Now, ENIGMA-PD will add to the INI’s ongoing work on Parkinson’s, which began with the launch of the Parkinson’s Progression Markers Initiative (PPMI) in 2010. The PPMI study includes clinical, genetic, and imaging data from more than 1,400 individuals and is sponsored by the Michael J. Fox Foundation.
“PPMI has already advanced the critical search for biomarkers of Parkinson’s disease,” said Arthur W. Toga, PhD, director of the INI. Now, “ENIGMA-PD will amplify those efforts and help us continue to improve the prognosis for those living with PD,” Toga added.
ENIGMA-PD lead researchers have already been involved in a large international study analyzing Parkinson’s brain imaging data. In that study, scientists looked at structural changes in more than 2,300 brains affected by Parkinson’s, which they compared with some 1,100 brains not affected by the disease.
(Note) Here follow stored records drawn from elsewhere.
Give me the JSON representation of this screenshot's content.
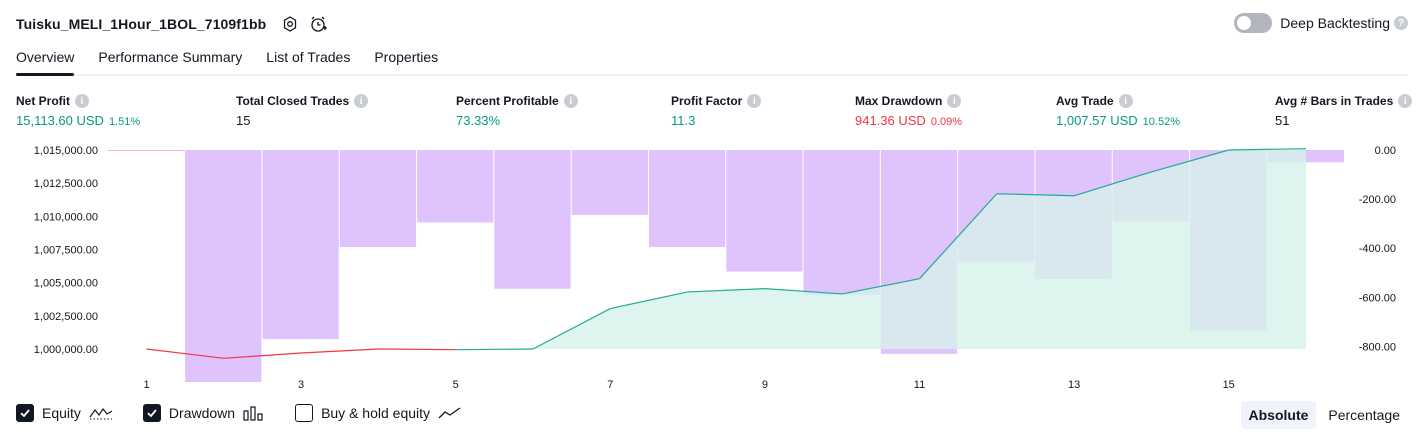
{
  "header": {
    "strategy_name": "Tuisku_MELI_1Hour_1BOL_7109f1bb",
    "deep_backtesting_label": "Deep Backtesting",
    "deep_backtesting_enabled": false
  },
  "tabs": [
    {
      "label": "Overview",
      "active": true
    },
    {
      "label": "Performance Summary",
      "active": false
    },
    {
      "label": "List of Trades",
      "active": false
    },
    {
      "label": "Properties",
      "active": false
    }
  ],
  "stats": {
    "net_profit": {
      "label": "Net Profit",
      "value": "15,113.60 USD",
      "pct": "1.51%"
    },
    "total_closed_trades": {
      "label": "Total Closed Trades",
      "value": "15"
    },
    "percent_profitable": {
      "label": "Percent Profitable",
      "value": "73.33%"
    },
    "profit_factor": {
      "label": "Profit Factor",
      "value": "11.3"
    },
    "max_drawdown": {
      "label": "Max Drawdown",
      "value": "941.36 USD",
      "pct": "0.09%"
    },
    "avg_trade": {
      "label": "Avg Trade",
      "value": "1,007.57 USD",
      "pct": "10.52%"
    },
    "avg_bars": {
      "label": "Avg # Bars in Trades",
      "value": "51"
    }
  },
  "chart_data": {
    "type": "area",
    "x": [
      1,
      2,
      3,
      4,
      5,
      6,
      7,
      8,
      9,
      10,
      11,
      12,
      13,
      14,
      15,
      16
    ],
    "x_tick_labels": [
      "1",
      "3",
      "5",
      "7",
      "9",
      "11",
      "13",
      "15"
    ],
    "left_axis": {
      "ylim": [
        999000,
        1015000
      ],
      "tick_labels": [
        "1,015,000.00",
        "1,012,500.00",
        "1,010,000.00",
        "1,007,500.00",
        "1,005,000.00",
        "1,002,500.00",
        "1,000,000.00"
      ]
    },
    "right_axis": {
      "ylim": [
        -900,
        0
      ],
      "tick_labels": [
        "0.00",
        "-200.00",
        "-400.00",
        "-600.00",
        "-800.00"
      ]
    },
    "series": [
      {
        "name": "Equity",
        "axis": "left",
        "values": [
          1000000,
          999300,
          999700,
          1000000,
          999950,
          1000000,
          1003050,
          1004300,
          1004550,
          1004150,
          1005300,
          1011700,
          1011550,
          1013350,
          1015000,
          1015100
        ]
      },
      {
        "name": "Drawdown",
        "axis": "right",
        "values": [
          0,
          -945,
          -770,
          -395,
          -295,
          -565,
          -265,
          -395,
          -495,
          -590,
          -830,
          -455,
          -525,
          -290,
          -735,
          -50
        ]
      }
    ],
    "colors": {
      "equity_profit_line": "#22ab94",
      "equity_loss_line": "#f23645",
      "equity_fill": "#d6f1ea",
      "drawdown_bar": "#dfc3fd",
      "grid": "#f0f3fa"
    }
  },
  "bottom": {
    "equity_label": "Equity",
    "drawdown_label": "Drawdown",
    "buy_hold_label": "Buy & hold equity",
    "equity_checked": true,
    "drawdown_checked": true,
    "buy_hold_checked": false,
    "absolute_label": "Absolute",
    "percentage_label": "Percentage",
    "mode": "Absolute"
  },
  "icons": {
    "settings": "settings-icon",
    "alert": "alert-clock-icon",
    "help": "question-icon"
  }
}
The team ultimately identified a pattern of tissue damage that began in the brain’s temporal lobes — most commonly linked with auditory and memory processes — and spread throughout the brain.
This finding is opposed to the previous thought that deeper regions of the brain are damaged first in Parkinson’s. Published in the journal Movement Disorders, in an article titled “International Multicenter Analysis of Brain Structure Across Clinical Stages of Parkinson’s Disease,” these results suggest that there might be multiple Parkinson’s subtypes with different disease courses and treatment.